A View of Barbados, W.I., by Ralph Cahoon (1910-1982) Oil on masonite. Bernard Woodman (1920-1986) Shells on Board.
(Cahoon Museum of American Art)

"Chasing the Mermaids," a special exhibition dedicated to the most popular subject matter of Cape Cod folk artist Ralph Cahoon (1910-1982), is on view through Sept. 18 at the Cahoon Museum of American Art in Cotuit, Massachusetts. The museum was Ralph and Martha Cahoons' home and studio from 1945 until 1982.

Ralph and Martha Cahoon began as furniture restorers and decorators in the American folk style. They initiated their signature designs in the 1940s and 50s incorporating whimsical depictions of mermaids, sailors, beach settings and New England landmarks and customs, often with the backdrop of 19th-century modes of transportation such as hot-air balloons, clipper ships, freight trains and bicycles.

The Cahoons began creating framed paintings on masonite in the mid-1950s, showing at galleries nationwide, including Vose Galleries of Boston, beginning in the 1960s.

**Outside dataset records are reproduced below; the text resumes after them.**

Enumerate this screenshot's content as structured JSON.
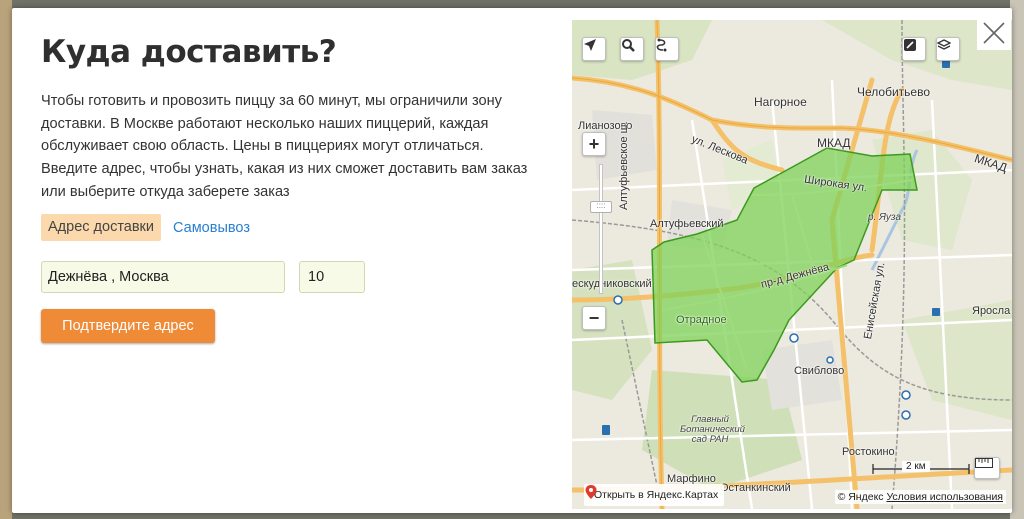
{
  "modal": {
    "title": "Куда доставить?",
    "description": "Чтобы готовить и провозить пиццу за 60 минут, мы ограничили зону доставки. В Москве работают несколько наших пиццерий, каждая обслуживает свою область. Цены в пиццериях могут отличаться. Введите адрес, чтобы узнать, какая из них сможет доставить вам заказ или выберите откуда заберете заказ",
    "tabs": [
      {
        "label": "Адрес доставки",
        "active": true
      },
      {
        "label": "Самовывоз",
        "active": false
      }
    ],
    "address_input": {
      "value": "Дежнёва , Москва"
    },
    "house_input": {
      "value": "10"
    },
    "confirm_button": "Подтвердите адрес",
    "close_icon": "close-icon"
  },
  "map": {
    "labels": {
      "nagornoe": "Нагорное",
      "chelobitevo": "Челобитьево",
      "lianozovo": "Лианозово",
      "leskova": "ул. Лескова",
      "mkad1": "МКАД",
      "mkad2": "МКАД",
      "altufevskoe": "Алтуфьевское ш.",
      "shirokaya": "Широкая ул.",
      "yauza": "р. Яуза",
      "altufevsky": "Алтуфьевский",
      "sviblovo": "Свиблово",
      "eniseyskaya": "Енисейская ул.",
      "dezhneva": "пр-д Дежнёва",
      "otradnoe": "Отрадное",
      "yaroslavl": "Яросла",
      "skudninkovsky": "ескудниковский",
      "botanical": "Главный Ботанический сад РАН",
      "rostokino": "Ростокино",
      "marfino": "Марфино",
      "ostankinsky": "Останкинский"
    },
    "controls": {
      "locate": "location-arrow-icon",
      "search": "search-icon",
      "route": "route-icon",
      "traffic": "traffic-icon",
      "layers": "layers-icon",
      "zoom_in": "+",
      "zoom_out": "−",
      "ruler": "ruler-icon"
    },
    "scale_label": "2 км",
    "open_in_yandex": "Открыть в Яндекс.Картах",
    "copyright": "© Яндекс",
    "terms": "Условия использования",
    "zone_color": "#7fd15a",
    "zone_border": "#3c9a1e",
    "road_color": "#f5c06a"
  }
}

First Lady Jacqueline Kennedy purchased two Cahoons for the family's Hyannisport compound in 1961. Since then, the enduring charm of the Cahoons' work has steadily increased in popularity. The best mermaid paintings of Ralph Cahoon, the more prolific of the artist-couple, have a solid following of collectors. Large-scale works have fetched upwards of $175,000 at auction.

The current show at the Cahoon Museum draws on private collections to trace the evolution of  Ralph Cahoon's style.